Retour définitif en Afrique
En 1977, la Conférence épiscopale d'Afrique de l'Est
(AMECEA) prépare la fondation d'un Institut
supérieur pour les études religieuses: Édouard Trudeau
est l'homme tout désigné pour en assurer
la planification. Ainsi, de 1977 à 1985, il vit à
Nairobi au Kenya, directeur de la planification de cet
institut bientôt transformé en une université: "Catholic
University of Eastern Africa". Une fois
lancée, cette université est remise aux évêques:
la mission d'Édouard est terminée.
Tout au cours de ce travail de planification, il
avait trouvé le temps de seconder d'autres projets:
aumônier au KTTC (Kenya Teacher Training College),
il aide les Soeurs de l'Assomption de
Nairobi, une fondation indigène, en quête de projets
capables de les amener à une véritable
autonomie économique: entre autres une plantation de
caféiers. Le père Trudeau leur trouve des
fonds. Et il devient pour elles, comme pour beaucoup
d'ailleurs: "Uncle Edward".
Le provincial des jésuites d'Afrique de l'Est dont il
dépend désormais lui demande, en 1985,
d'accepter l'invitation de l'évêque de Moroto, en Ouganda,
qui désire en faire le chancelier de son
diocèse et son secrétaire privé. II y travaillera
pendant trois ans, de 1985 à 1988. C'était chez les
nomades, les Karamojong. En même temps, il remplit la
charge de supérieur pour les cinq jésuites
qui travaillent sur le territoire ougandais.

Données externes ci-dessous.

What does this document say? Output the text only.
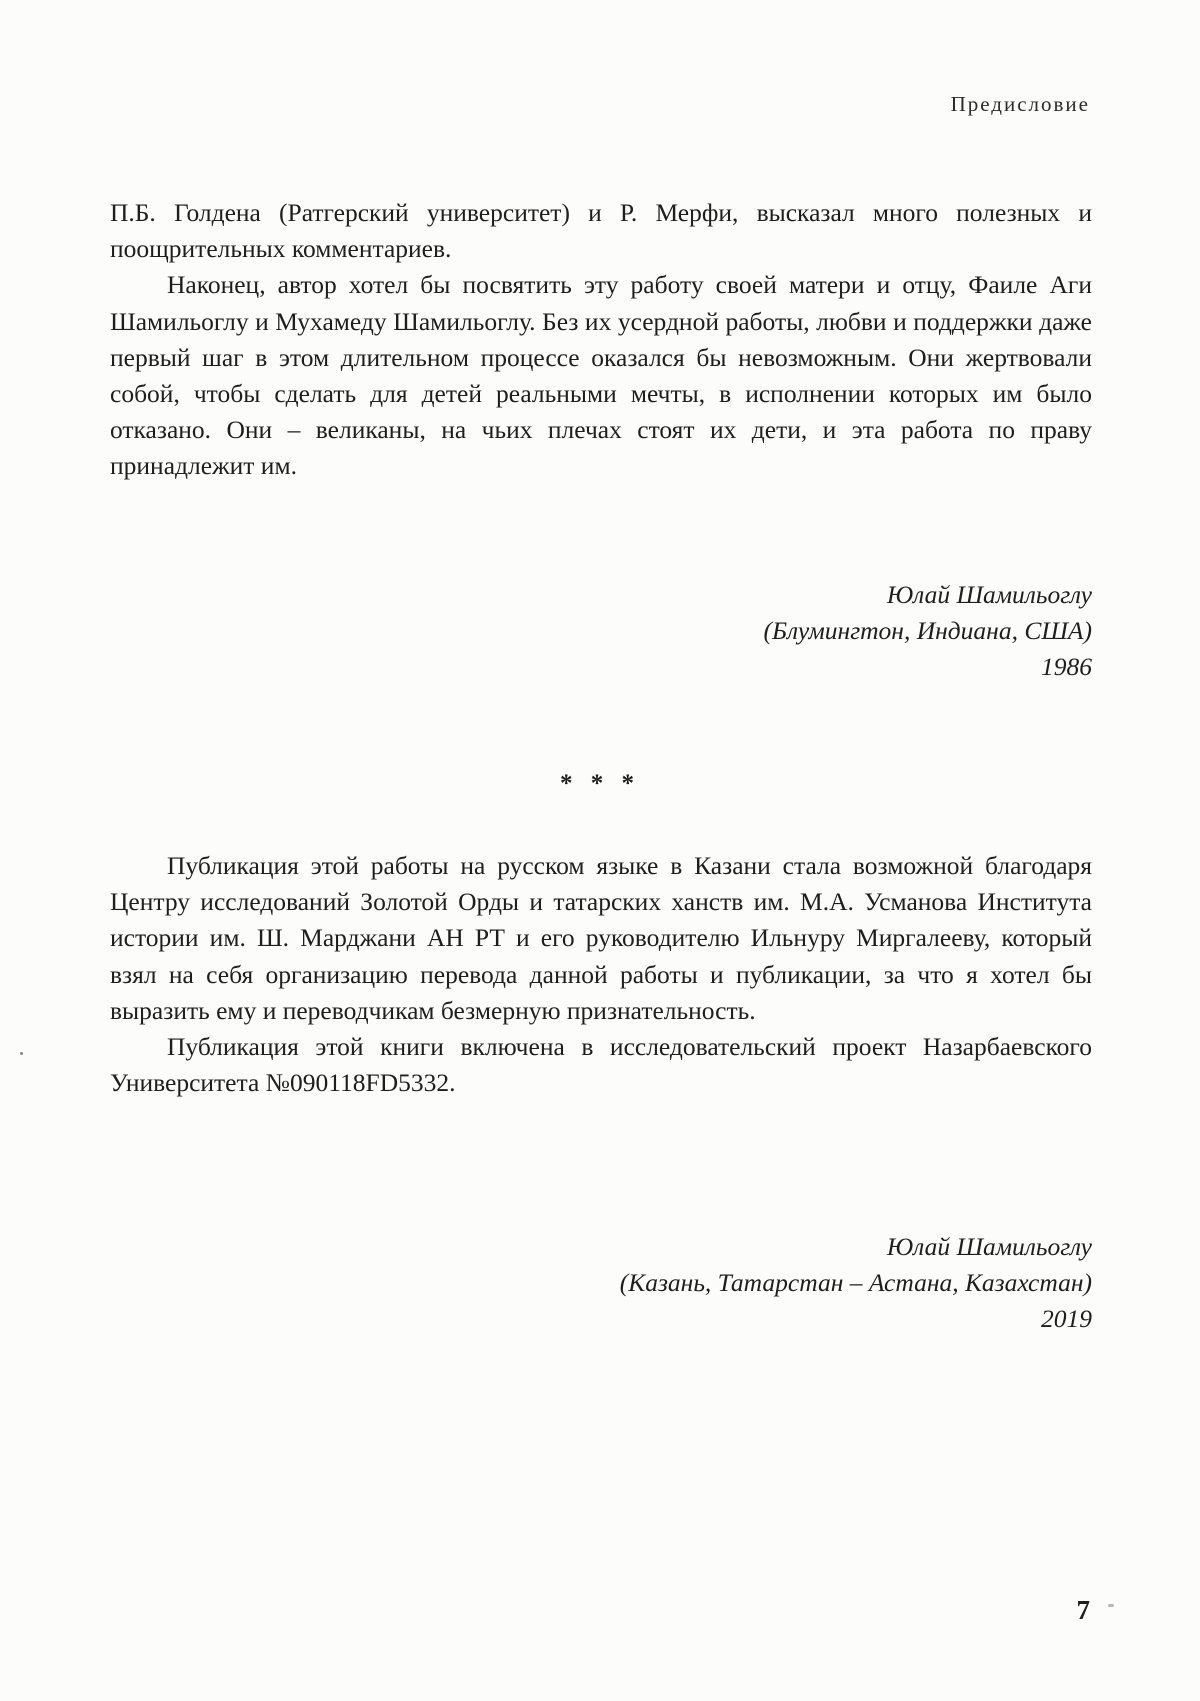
Предисловие

П.Б. Голдена (Ратгерский университет) и Р. Мерфи, высказал много полезных и поощрительных комментариев.

Наконец, автор хотел бы посвятить эту работу своей матери и отцу, Фаиле Аги Шамильоглу и Мухамеду Шамильоглу. Без их усердной работы, любви и поддержки даже первый шаг в этом длительном процессе оказался бы невозможным. Они жертвовали собой, чтобы сделать для детей реальными мечты, в исполнении которых им было отказано. Они – великаны, на чьих плечах стоят их дети, и эта работа по праву принадлежит им.

Юлай Шамильоглу
(Блумингтон, Индиана, США)
1986
* * *

Публикация этой работы на русском языке в Казани стала возможной благодаря Центру исследований Золотой Орды и татарских ханств им. М.А. Усманова Института истории им. Ш. Марджани АН РТ и его руководителю Ильнуру Миргалееву, который взял на себя организацию перевода данной работы и публикации, за что я хотел бы выразить ему и переводчикам безмерную признательность.

Публикация этой книги включена в исследовательский проект Назарбаевского Университета №090118FD5332.

Юлай Шамильоглу
(Казань, Татарстан – Астана, Казахстан)
2019
7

En 1988-89, une résidence jésuite s'ouvre à Kampala. Il
quitte alors ses nomades de Karamojong pour résider
dans la capitale. Cette résidence est
officiellement inaugurée le 3 décembre 1989, fête de
saint François Xavier. On lui donne le nom
de Xavier House. De 1989 à 1992, les évêques confient
au père Trudeau la charge de trésorier de
la conférence épiscopale d'Ouganda. Tous ces postes
exploitaient au maximum ses talents
d'administrateur et de trésorier.
Au service des réfugiés et des plus démunis
Lorsqu'en 1992, il termine son mandat avec les évêques,
il continue à vivre dans la communauté
jésuite qui se développe à Kampala et il y sert
ses compagnons de multiples manières: tour à tour
ministre, économe, consulteur, réviseur des caisses,
et quoi encore? Mais la pièce de résistance
qui exigera le plus d'efforts et de dévouement fut la
création d'un Fonds de solidarité jésuite en
faveur des étudiants et étudiantes pauvres. Des milliers
de jeunes ont pu ainsi continuer leur
éducation grâce aux bourses d'étude ainsi constituées.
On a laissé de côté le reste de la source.